What can i say? I'm not really in the mood to blog right now. I feel like i owe it to you all to post something here though. I don't have so many people drop in for no reason at all. The least i can do is update regularly for you all! I've been doing my Christmas shopping finally. And things have just been not great around here. I'm stressed over everything. I am still not quite done with my Christmas stuff yet. But i am such a procrastinator! And i was waiting on a check to get here before i spent all my money! So now that it has, it was shopping time! And i spent WAY more money than i intended! Isn't that they way it goes! I am just frustrated and irritated and just wanna scream! Bad things have happened this week in my husband's unit. Can't really talk about it. But it's been a really difficult week. I worry about him and he's doing. How he is handling things. How all this will affect him long term. We knew it was only a matter of time before something would happen. I pray every day that God protects him and keeps him safe from harm. So i really haven't been too worried over him. I fully believe that God has promised to bring him home to me. I wasn't quite prepared for what has happened within his platoon.

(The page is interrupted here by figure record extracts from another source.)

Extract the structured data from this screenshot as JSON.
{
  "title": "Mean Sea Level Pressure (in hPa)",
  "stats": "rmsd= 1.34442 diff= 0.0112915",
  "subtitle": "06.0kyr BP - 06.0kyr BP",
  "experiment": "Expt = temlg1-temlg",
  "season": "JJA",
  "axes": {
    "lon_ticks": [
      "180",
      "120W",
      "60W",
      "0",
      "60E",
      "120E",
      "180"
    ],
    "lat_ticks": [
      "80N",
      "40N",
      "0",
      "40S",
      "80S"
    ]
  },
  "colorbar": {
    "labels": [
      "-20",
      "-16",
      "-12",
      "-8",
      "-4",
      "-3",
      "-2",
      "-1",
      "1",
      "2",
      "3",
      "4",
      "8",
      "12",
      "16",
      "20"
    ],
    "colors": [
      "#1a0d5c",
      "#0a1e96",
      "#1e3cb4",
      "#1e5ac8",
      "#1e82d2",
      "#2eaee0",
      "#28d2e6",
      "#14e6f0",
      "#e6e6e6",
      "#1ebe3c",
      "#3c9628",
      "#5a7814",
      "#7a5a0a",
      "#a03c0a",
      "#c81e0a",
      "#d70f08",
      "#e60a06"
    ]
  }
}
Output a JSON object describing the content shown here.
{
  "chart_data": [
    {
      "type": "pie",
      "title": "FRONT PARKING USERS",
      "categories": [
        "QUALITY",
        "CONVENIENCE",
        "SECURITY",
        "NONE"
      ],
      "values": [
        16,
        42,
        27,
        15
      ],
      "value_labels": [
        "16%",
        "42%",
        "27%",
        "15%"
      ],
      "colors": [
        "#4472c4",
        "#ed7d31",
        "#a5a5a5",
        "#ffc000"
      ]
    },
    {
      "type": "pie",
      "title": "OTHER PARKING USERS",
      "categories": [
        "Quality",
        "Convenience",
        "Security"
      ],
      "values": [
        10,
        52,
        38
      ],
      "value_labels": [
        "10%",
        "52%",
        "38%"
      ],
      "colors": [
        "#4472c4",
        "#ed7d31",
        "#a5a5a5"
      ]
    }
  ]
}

His whole battalion actually....but really in his platoon and how it has affected him. It's just one of these things that i guess we learn to cope with. One of these things that is supposed to make us stronger. I'm feeling pretty drained of strength right now. I'm just ready to lay down and call it a day! I think i'm gonna make this one short and move on now! I'll update again soon. Hopefully i'll be in a better frame of mind then!

1 comment:

Becky (So Very Blessed) said...

((((hugs)))) Have things gotten better since Christmas has passed? I know it was a relief for me! One less holiday without him and almost through the holiday season...I hate feeling "ugh!" I hope you're feeling better!